Emily has worked across many cultures and languages around the world from Sri Lanka to South Africa, Costa Rica and India to Romania and Denmark, continuously reflecting on and challenging white saviour tendencies. In this process has come to observe how white supremacy and racism works differently in different countries depending on context and history.

In 2020, in the wake of the murder of George Floyd, Emily became a loud voice in the Wellness industry by calling in leaders bypassing white supremacy through ‘love and light’ rhetoric, exceptionalism, colourblindness and virtue signalling. She closed down several online coaching circles because white participants were unwilling to dive deeper into their own internalised white supremacy, and rendered the spaces not only additionally unsafe, but traumatising for BIPOC clients. Her platform and large facebook community for coaches and wellbeing facilitators centred BIWOC-led anti-racism conversations as a response.

Emily is a skilled and fiercely loving coach and space-holder with many years experience of creating safe spaces for accountability, healing, integration and growth to take place.

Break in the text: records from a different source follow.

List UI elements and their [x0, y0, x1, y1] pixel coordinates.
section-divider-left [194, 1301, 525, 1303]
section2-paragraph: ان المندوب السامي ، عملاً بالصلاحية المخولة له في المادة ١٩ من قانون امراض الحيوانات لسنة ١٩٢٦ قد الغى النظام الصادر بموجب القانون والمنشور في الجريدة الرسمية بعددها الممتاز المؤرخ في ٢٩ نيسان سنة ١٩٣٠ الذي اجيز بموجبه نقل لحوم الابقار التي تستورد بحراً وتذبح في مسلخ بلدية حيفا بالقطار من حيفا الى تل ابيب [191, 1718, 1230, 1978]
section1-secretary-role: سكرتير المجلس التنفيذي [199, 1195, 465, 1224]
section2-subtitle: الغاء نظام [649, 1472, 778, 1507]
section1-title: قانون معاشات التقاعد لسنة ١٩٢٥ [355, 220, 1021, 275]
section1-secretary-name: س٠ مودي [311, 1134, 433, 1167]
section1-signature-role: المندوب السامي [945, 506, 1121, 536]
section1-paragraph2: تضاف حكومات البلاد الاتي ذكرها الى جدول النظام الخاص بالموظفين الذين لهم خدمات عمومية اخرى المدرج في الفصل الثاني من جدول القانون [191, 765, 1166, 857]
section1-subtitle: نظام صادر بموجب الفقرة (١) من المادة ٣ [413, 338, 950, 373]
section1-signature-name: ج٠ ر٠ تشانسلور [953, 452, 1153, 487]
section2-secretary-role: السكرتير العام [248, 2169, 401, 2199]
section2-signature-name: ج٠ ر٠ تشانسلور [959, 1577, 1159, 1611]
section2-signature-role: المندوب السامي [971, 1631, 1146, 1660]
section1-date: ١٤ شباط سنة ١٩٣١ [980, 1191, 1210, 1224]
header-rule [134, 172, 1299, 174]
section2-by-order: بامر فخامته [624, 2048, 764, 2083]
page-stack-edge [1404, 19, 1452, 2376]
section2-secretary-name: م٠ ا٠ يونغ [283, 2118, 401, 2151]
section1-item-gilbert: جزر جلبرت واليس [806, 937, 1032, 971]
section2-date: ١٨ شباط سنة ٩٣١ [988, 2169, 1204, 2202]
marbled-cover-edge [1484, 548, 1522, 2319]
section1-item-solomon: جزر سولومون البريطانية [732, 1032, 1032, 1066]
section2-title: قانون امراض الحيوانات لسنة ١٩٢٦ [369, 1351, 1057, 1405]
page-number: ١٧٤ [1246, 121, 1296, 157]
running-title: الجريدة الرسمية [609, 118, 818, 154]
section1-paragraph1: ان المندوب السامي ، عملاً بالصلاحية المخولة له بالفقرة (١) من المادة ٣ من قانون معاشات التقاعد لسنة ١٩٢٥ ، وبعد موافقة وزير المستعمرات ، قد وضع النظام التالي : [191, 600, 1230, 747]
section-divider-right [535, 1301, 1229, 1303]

She is dedicated to her own ongoing learning, healing and unlearning of covert white supremacy. Examples of this are continuous learning from a wide range of anti-racism educators, authors and activists from around the world.

This bio has not been written with the intention of centring Emily in the context of Me & White Supremacy, but to transparently share about her background, values, skills and experience in order for you to make a conscious decision to choose her as a space-holder, or not.